When we begin to describe this in a memo for this research question, we move from analysis to interpretation. See more on memo writing in the book Qualitative Data Analysis with ATLAS.ti.

If you may wonder about the low frequencies in the above table or histogram, it is worth noting that this is just a small sample project used here for illustrative purposes. Scientific conclusions cannot be drawn from it. However, it is still fun to explore this data further as you do get meaningful results. For instance, if you look at the relationship between reported effects of parenting and whether people believe children make you happy or not, you also observe an interesting trend:

Figure 10: Relating effects of parenting and attitude

People who think that children make a person unhappier report more negative effects of parenting; with those who believe that the level of happiness does not change with children, it is a mixed effect; those who think children contribute to happiness report only positive effects. Below these results are visualized in the form of a Sankey Diagram. Highlighted are the positive and negative attitudes and how they relate to the experience of parenthood.

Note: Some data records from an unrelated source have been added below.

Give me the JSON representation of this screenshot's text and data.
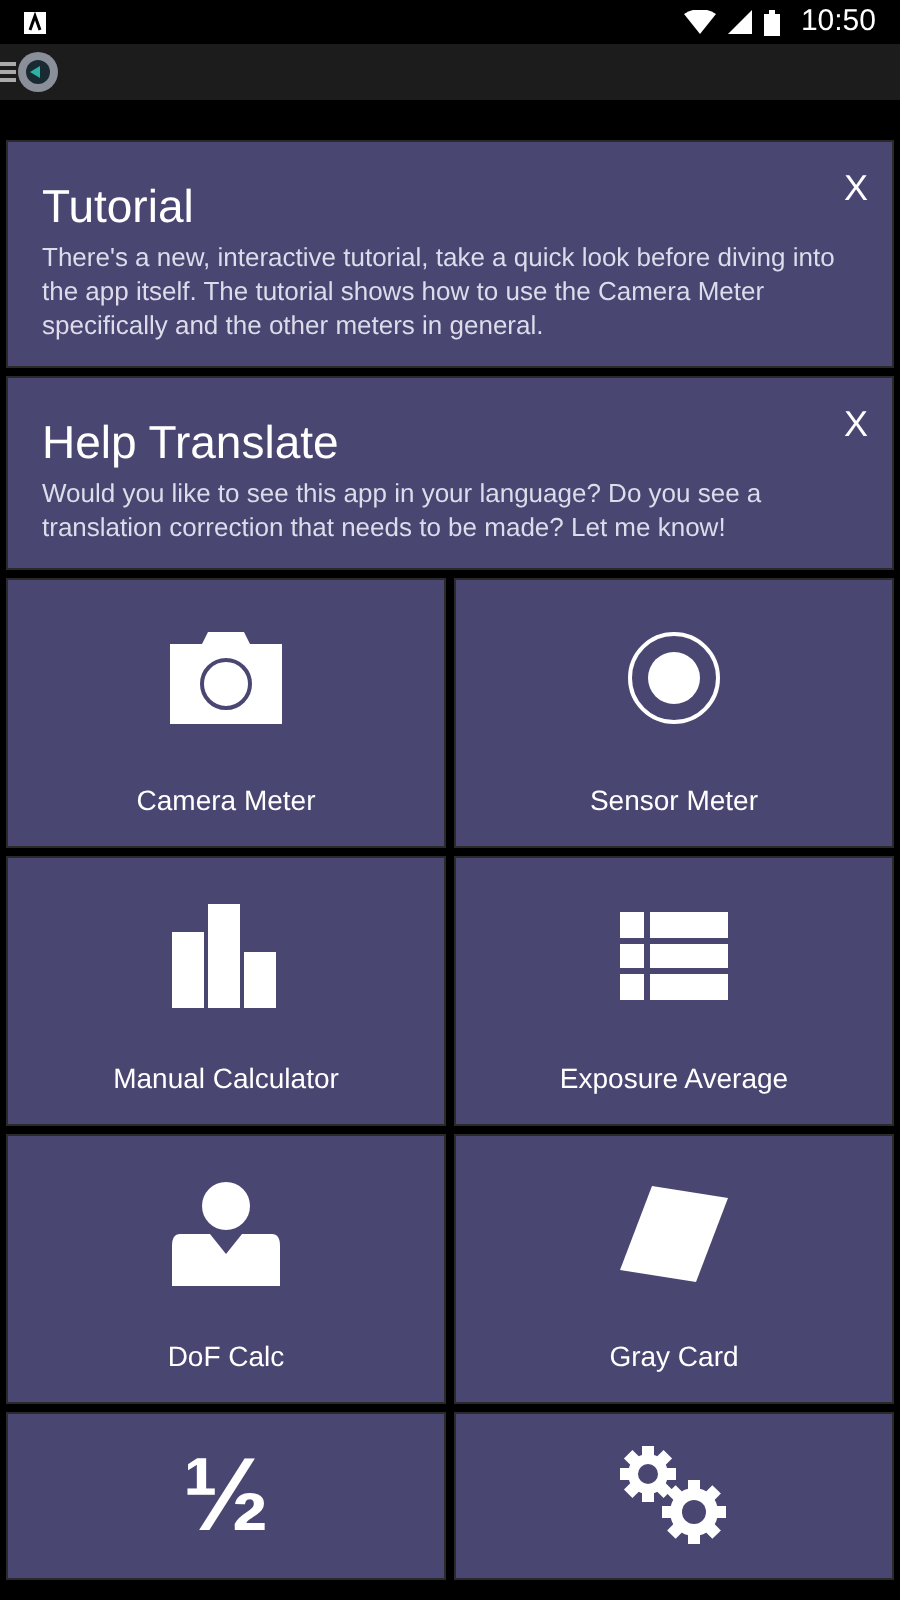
{
  "status_bar": {
    "time": "10:50"
  },
  "cards": [
    {
      "title": "Tutorial",
      "body": "There's a new, interactive tutorial, take a quick look before diving into the app itself. The tutorial shows how to use the Camera Meter specifically and the other meters in general.",
      "close": "X"
    },
    {
      "title": "Help Translate",
      "body": "Would you like to see this app in your language? Do you see a translation correction that needs to be made? Let me know!",
      "close": "X"
    }
  ],
  "tiles": [
    {
      "kind": "camera",
      "label": "Camera Meter"
    },
    {
      "kind": "sensor",
      "label": "Sensor Meter"
    },
    {
      "kind": "bars",
      "label": "Manual Calculator"
    },
    {
      "kind": "list",
      "label": "Exposure Average"
    },
    {
      "kind": "person",
      "label": "DoF Calc"
    },
    {
      "kind": "card",
      "label": "Gray Card"
    },
    {
      "kind": "fraction",
      "glyph": "½"
    },
    {
      "kind": "gears"
    }
  ]
}
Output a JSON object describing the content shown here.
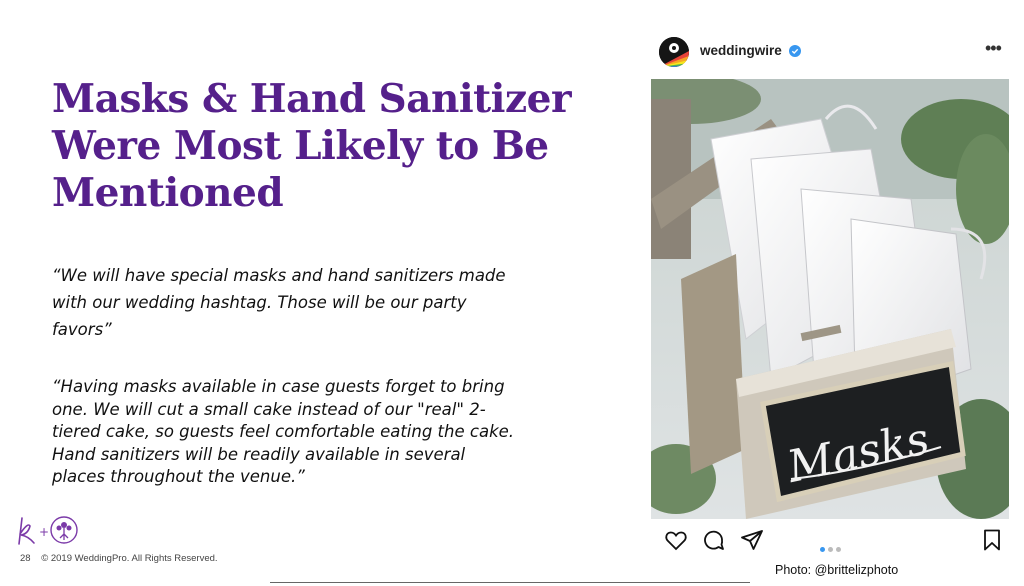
{
  "slide": {
    "title": "Masks & Hand Sanitizer Were Most Likely to Be Mentioned",
    "quotes": [
      "“We will have special masks and hand sanitizers made with our wedding hashtag. Those will be our party favors”",
      "“Having masks available in case guests forget to bring one. We will cut a small cake instead of our \"real\" 2-tiered cake, so guests feel comfortable eating the cake. Hand sanitizers will be readily available in several places throughout the venue.”"
    ],
    "page_number": "28",
    "copyright": "© 2019 WeddingPro. All Rights Reserved.",
    "photo_credit": "Photo: @brittelizphoto"
  },
  "post": {
    "username": "weddingwire",
    "more_icon": "more-horizontal-icon",
    "verified_icon": "verified-badge-icon",
    "sign_text": "Masks",
    "carousel": {
      "total": 3,
      "active": 1
    },
    "icons": [
      "heart-icon",
      "comment-icon",
      "share-icon",
      "bookmark-icon"
    ]
  },
  "colors": {
    "title": "#55208b",
    "text": "#111111",
    "accent": "#3897f0"
  }
}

Figure 11: Visualizing the relationship between attitude and experience of parenthood

This result might trigger ideas about which other relations to explore, such as the relationship between the attitude codes and the number of children.

Figure 12: Relationship between attitude and number of children

We see the same trend. Those with two or more children write more often that they think children add to happiness and report more positive parenting effects. So, piece by piece, the analysis comes together. Reading the quotations that you can access by clicking on a number will help you interpret the data.

Exporting Results

If you want to continue to work with the resulting numbers, you can export the table as an Excel file. To export the qualitative data, i.e., the quotations for a cell, click on the ‘burger menu’ above the quotation list.

Figure 13: Exporting the qualitative data for a tabel cell

References

  • Friese, Susanne (2019). Qualitative Data Analysis With ATLAS.ti. London: Sage.